Identifying data sets for public release
"Cities produce a great deal of data, all of which is probably interesting to somebody out there. Given our limited municipal data resources, how do we prioritize the datasets that we publish?"
-- Jim Craner, 2012 Code for America Fellow (City of Santa Cruz)
The first step in releasing open data is identifying which data sets or data resources to release. There are a number of easy ways to identify data sets that are a candidate for public release:
Review existing requests for data and information
Take a look at requests for information received by your department or office - these may be formal FOIA or Open Record requests, or less formal requests sent via e-mail or some other channel. Several recent studies looking at FOIA requests indicate that a large number of these requests may be focused on a relatively narrow collection of data sets. Responding to these frequent requests can be a challenge, particularly for smaller cities and leveraging FOIA requests as a way to identify high value data sets can have a number of other operational benefits as well.
Check for scrapers
Web scrapers are programs that are written by people that want to extract information - usually in bulk - from a website. There are many options for tools that can be used to conduct this type of data extraction, but one of the most popular is website called ScraperWiki. Checking to see if there are any ScraperWiki entries for your websites is a great way to determine if some of your data has value to outside users.
Web scraping tools are often used to quickly extract information from a government website. This means that they can sometimes send large amounts of traffic to a website and potentially disrupt normal operations. There are ways to identify if web scraping activity is occurring on a occurring website, and though there are some options for mitigating this activity the best approach to addressing web scraping of public information from a government website is to release it as open data.
Look at what other cities are doing
A number of other cities in the U.S. and around the world are releasing open data to external users. What are people in other cities looking for? What kinds of data are other governments making available?
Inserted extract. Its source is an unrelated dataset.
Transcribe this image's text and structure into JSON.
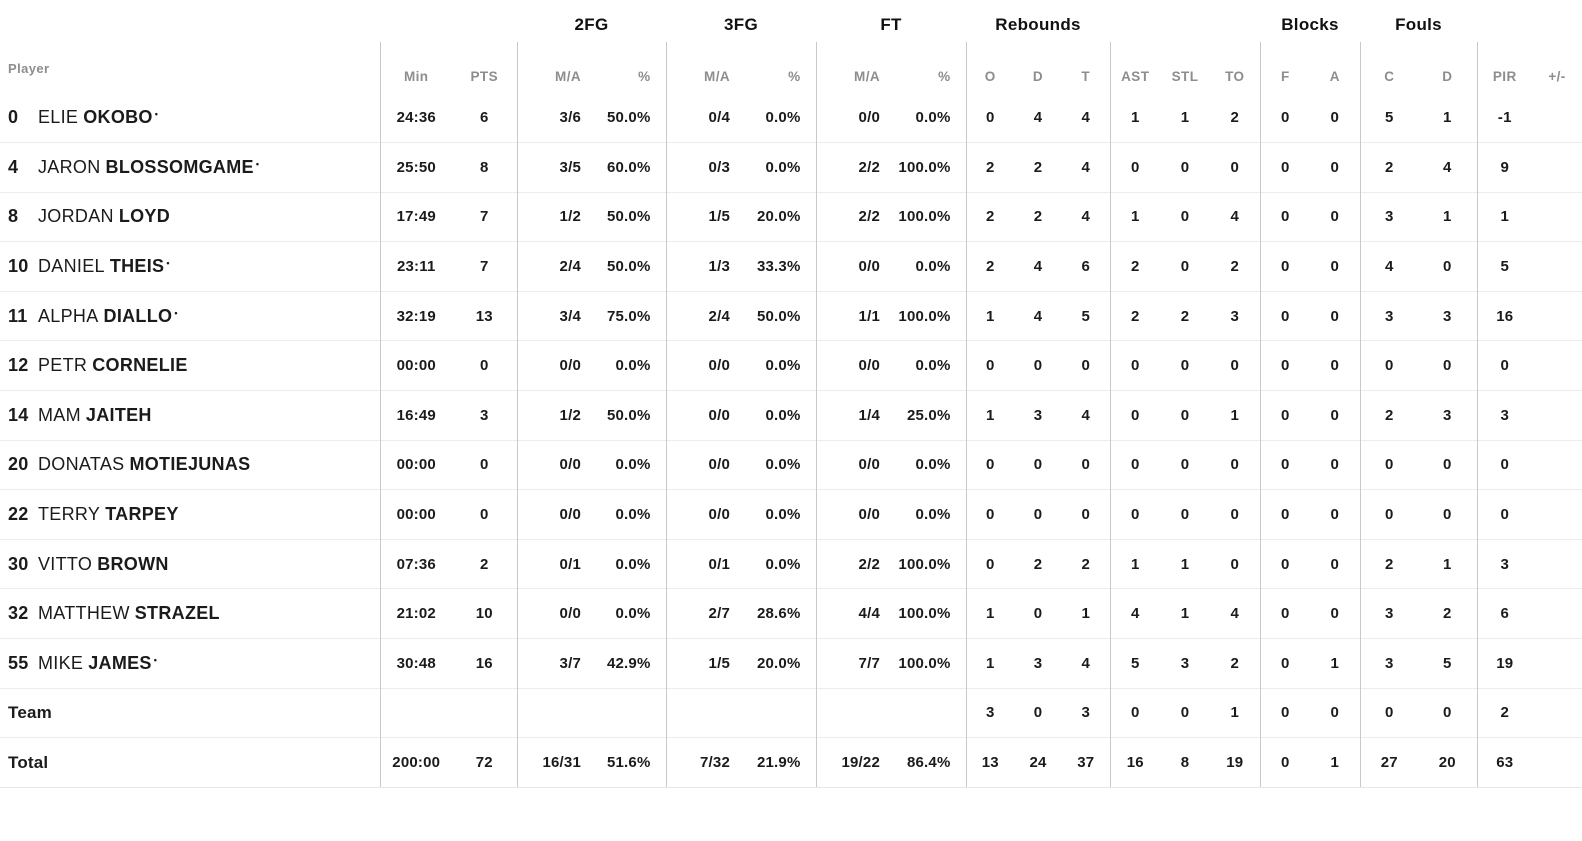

Chances are, if there is a high demand for certain kinds of data in other cities there may be a high demand for it in the City of Philadelphia as well. This is true for a variety of different kinds of data, but is especially relevant for crime, property and financial data.
Ask the public for ideas
If you want to find out what data people are looking for from your department or agency, one of the best ways to find out is simply to ask. Does your department have a Facebook page or Twitter account? Check to see if there are comments or tweets about data that you might be able to make available.
In Philadelphia, there is a public forum set up to allow city departments and others to interact with data users. Think about whether a posting to a forum like this would be a useful way to solicit feedback on data to release.
Examine existing websites
Look at the existing website for your agency or department. Do they contain documents with data in them or that are based on data, like annual reports, CompStat or CitiStat presentations, financial statements, etc.? Does your website have lists of service locations, or a search page that lets users find a location or service close to them? Are there any web-based application that have a database behind it - like a search feature - that is worth examining more closely for a data set that might be appropriate to release.
If you're already publishing data on your government website that is formatted for consumption by human eyeballs, consider releasing it in a format that is appropriate for consumption by software and analytic tools.
The “Open Data Handbook” also has some practical tips that can help identify data sets that might be suitable for release by your department.